L'étude a révélé que ce succès n'était pas seulement dû à l'obtention de fonds supplémentaires ou de nouveaux équipements. En fait, il n'y avait aucune nouvelle ressource pour le projet. Le « flottement » du système — la capacité supplémentaire nécessaire pour tenter quelque chose de nouveau — provenait de l'utilisation créative des personnes déjà présentes. L'équipe a utilisé le personnel en congé pour blessure ou traumatisme, leur donnant un nouveau rôle qui les aidait à guérir tout en aidant les autres. Cette approche suggère que la résilience provient souvent de la capacité d'un système à réorganiser ses pièces existantes, plutôt que d'attendre l'arrivée de nouvelles pièces. Le Vaxi Taxi a également aidé à réparer les relations entre le service d'ambulance et le reste du système de santé. Pendant des années, les équipages d'ambulances s'étaient sentis isolés et exclus des prises de décision hospitalières. En travaillant ensemble sur la campagne de vaccination, ils sont devenus partie intégrante d'une équipe plus large, et le fossé entre eux et les hôpitaux a commencé à se réduire.
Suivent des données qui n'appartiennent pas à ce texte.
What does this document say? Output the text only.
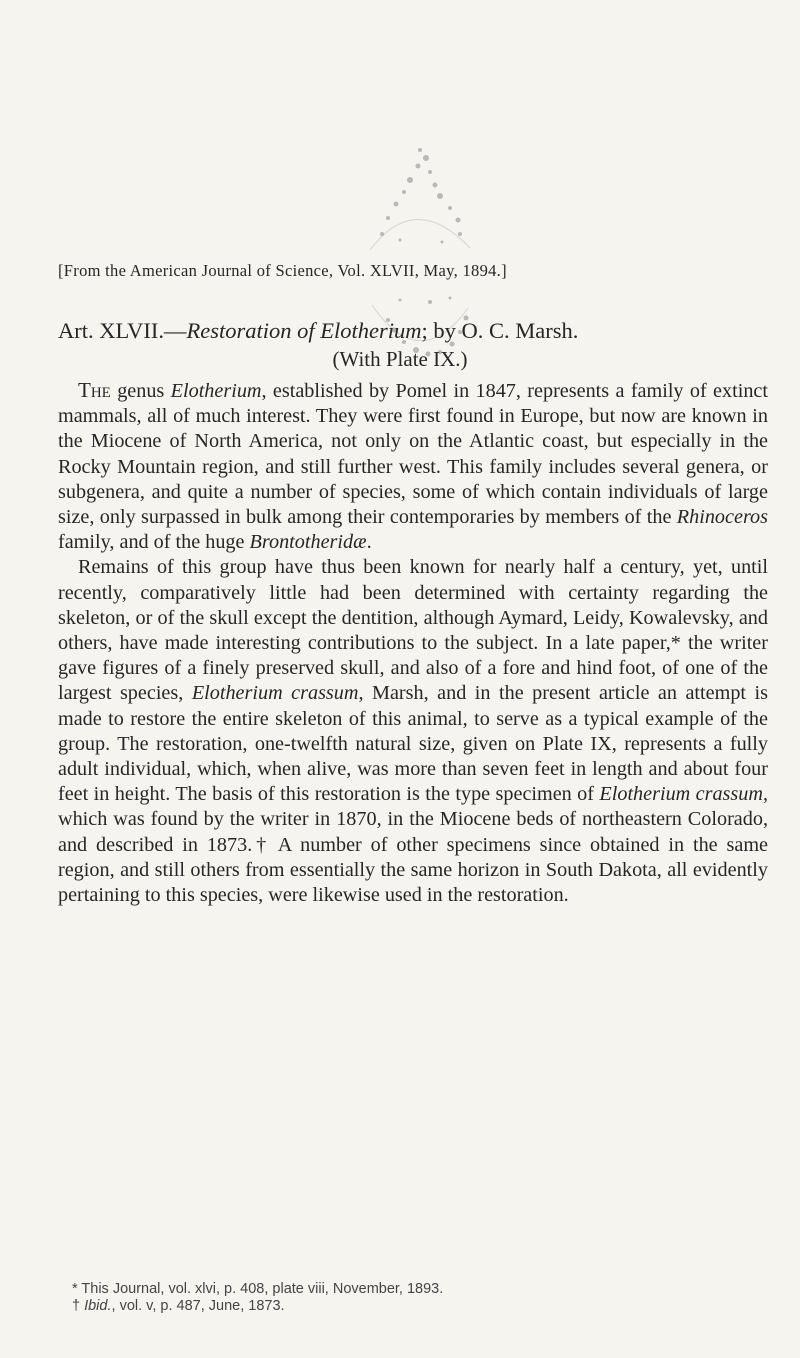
[From the American Journal of Science, Vol. XLVII, May, 1894.]
Art. XLVII.—Restoration of Elotherium; by O. C. Marsh.
(With Plate IX.)

The genus Elotherium, established by Pomel in 1847, represents a family of extinct mammals, all of much interest. They were first found in Europe, but now are known in the Miocene of North America, not only on the Atlantic coast, but especially in the Rocky Mountain region, and still further west. This family includes several genera, or subgenera, and quite a number of species, some of which contain individuals of large size, only surpassed in bulk among their contemporaries by members of the Rhinoceros family, and of the huge Brontotheridæ.

Remains of this group have thus been known for nearly half a century, yet, until recently, comparatively little had been determined with certainty regarding the skeleton, or of the skull except the dentition, although Aymard, Leidy, Kowalevsky, and others, have made interesting contributions to the subject. In a late paper,* the writer gave figures of a finely preserved skull, and also of a fore and hind foot, of one of the largest species, Elotherium crassum, Marsh, and in the present article an attempt is made to restore the entire skeleton of this animal, to serve as a typical example of the group. The restoration, one-twelfth natural size, given on Plate IX, represents a fully adult individual, which, when alive, was more than seven feet in length and about four feet in height. The basis of this restoration is the type specimen of Elotherium crassum, which was found by the writer in 1870, in the Miocene beds of northeastern Colorado, and described in 1873.† A number of other specimens since obtained in the same region, and still others from essentially the same horizon in South Dakota, all evidently pertaining to this species, were likewise used in the restoration.

* This Journal, vol. xlvi, p. 408, plate viii, November, 1893.
† Ibid., vol. v, p. 487, June, 1873.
Cependant, les chercheurs ont pris soin de noter que cette histoire n'a pas une fin parfaite. Bien que le Vaxi Taxi ait tissé des liens solides entre les travailleurs de la santé et les partenaires communautaires, il n'a pas pleinement résolu le problème plus profond de la construction d'une confiance à long terme avec le grand public. À mesure que le projet progressait, les équipes trouvaient plus facile d'installer des cliniques dans des écoles et des usines que de mener le travail lent et difficile d'organisation de porte en porte dans les quartiers les plus marginalisés. La nature routinière du travail d'urgence, qui exige rapidité et efficacité, rendait difficile le maintien du travail relationnel profond nécessaire pour instaurer une confiance communautaire durable. L'étude suggère que si une crise peut forcer un système à s'adapter et à trouver des solutions créatives, elle ne peut pas réparer instantanément les barrières structurelles qui empêchent un engagement communautaire profond.

La leçon ultime du Vaxi Taxi est que la résilience est une pratique, et non une destination. Elle se construit à travers les petits actes quotidiens de désapprentissage des vieilles peurs, de confiance envers de nouveaux partenaires et de recherche de moyens créatifs pour utiliser ce que l'on possède déjà. Le projet a montré que lorsqu'un système de santé est prêt à pivoter, il peut atteindre des personnes qui étaient auparavant invisibles. Il a également montré que les personnes qui font le travail sont la ressource la plus importante, et que leur donner l'espace pour penser, ressentir et résoudre des problèmes ensemble peut transformer une crise en un moment de changement profond. Le Vaxi Taxi était une réponse temporaire à une pandémie, mais les relations et les nouvelles façons de penser qu'il a créées pourraient perdurer bien après la disparition des vaccins.